Friday, January 04, 2008

The Fortress of Solitude

What is the difference between a toy and a machine? Here's one way of looking at it, from Jonathan Lethem's The Fortress of Solitude (thanks to someone for typing this in last year):

"There were two worlds. In one his father paced upstairs, creaked chairs, painting at his tiny light box, making his incomprehensible progress, his mother downstairs played records, ran water over dishes, laughed on the telephone, her voice trailing up the curve of the long stair, the backyard ailanthus brushed his bedroom windows, dappling the sun into tropical, liquid blobs of light against the wallpaper which itself depicted a forest full of monkeys and tigers and giraffes, while Dylan read and reread Scrambled Eggs Super and Oobleck and If I Ran the Zoo or pushed his Matchbox car, #11, dreamily with one finger down its single length of orange track or exposed the inadequacy of the Etch a Sketch and the Spirograph again, the stiffness of the knobs, the recalcitrance of the silvery ingredient behind the Etch A Sketch’s smeared window, the untrustworthiness of the Spirograph’s pins, the way they invariably bent at perihelion when the pressure of the drawing pen grew too much, so that every deliciously scientific orbit blooped and bent at the crucial moment into a ragged absurdity, a head with a nose, a pickle with a wart. If the Etch A Sketch and the Spirograph had really worked they would probably be machines, not toys, they would be part of the way the adult universe operated, and be mounted onto the instrument panels of cars or worn on the belts of policemen. Dylan understood and accepted this. These things were broken because they were toys, and vice versa. They required his pity and patience, like retarded children who’d been entrusted to his care."

*

"Whole days were mysterious, and then the sun went down."

*

"'Let me see it for a minute.'

"Let me see it: you saw a basketball or a pack of baseball cards or a plastic water gun by taking it into your hands, and what happened after that was in doubt.
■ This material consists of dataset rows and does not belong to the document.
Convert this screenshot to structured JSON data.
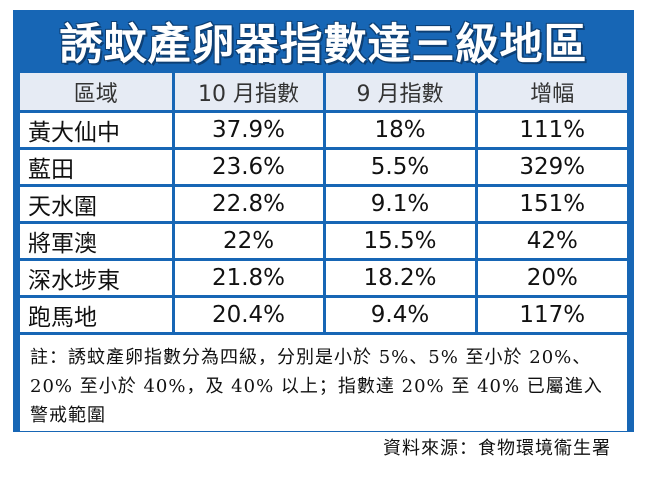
{
  "title": "誘蚊產卵器指數達三級地區",
  "table": {
    "headers": [
      "區域",
      "10 月指數",
      "9 月指數",
      "增幅"
    ],
    "rows": [
      [
        "黃大仙中",
        "37.9%",
        "18%",
        "111%"
      ],
      [
        "藍田",
        "23.6%",
        "5.5%",
        "329%"
      ],
      [
        "天水圍",
        "22.8%",
        "9.1%",
        "151%"
      ],
      [
        "將軍澳",
        "22%",
        "15.5%",
        "42%"
      ],
      [
        "深水埗東",
        "21.8%",
        "18.2%",
        "20%"
      ],
      [
        "跑馬地",
        "20.4%",
        "9.4%",
        "117%"
      ]
    ]
  },
  "note": "註：誘蚊產卵指數分為四級，分別是小於 5%、5% 至小於 20%、20% 至小於 40%，及 40% 以上；指數達 20% 至 40% 已屬進入警戒範圍",
  "source": "資料來源：食物環境衞生署",
  "colors": {
    "frame_blue": "#1766b5",
    "header_bg": "#e6ebf4"
  }
}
Ownership depended mostly on not letting anyone see anything.If you let a kid see a bottle of Yoo-Hoo for a minute he'd drink what was left of it."

*

"The key to mostly anything is pretending your first time isn't."

*

"Then realize that maybe that's all anyone does—fake it."

*

"I dedicated myself to acting as though I'd fit in this atmosphere all along."

*

"It was a form of autism, a failure of social mimicry ..."

*

I cannot help but love a novel that ends with a paean to Brian Eno's Another Green World.

But at the same time I am suspicious of my appreciation of this novel. Perhaps the main character is too much like me, and I am suspicious of identification. We were born in the same years; we have many of the same cultural references. Even the ones we don't really share, we still share as background knowledge of life in the U.S. in the seventies and eighties.

I almost stopped reading The Fortress of Solitude when the main character put on a ring that could make him fly. It seemed too weird to have something like that change in a novel after 200 pages (with 300 or so to go). But the story nicely downplays that bit of magic, until suddenly it becomes central again, in such a way that I no longer found it irritating. None of the characters seemed that impressed by the ring in the end.

And then the vividness of listening to a particular recording while driving: two tales of listening to Another Green World. I remember listening to Dave Holland's Seeds of Time at the end of a drive from Seattle to San Francisco, how Libby and I burst into shouts of joy at the irrepressible "Homecoming."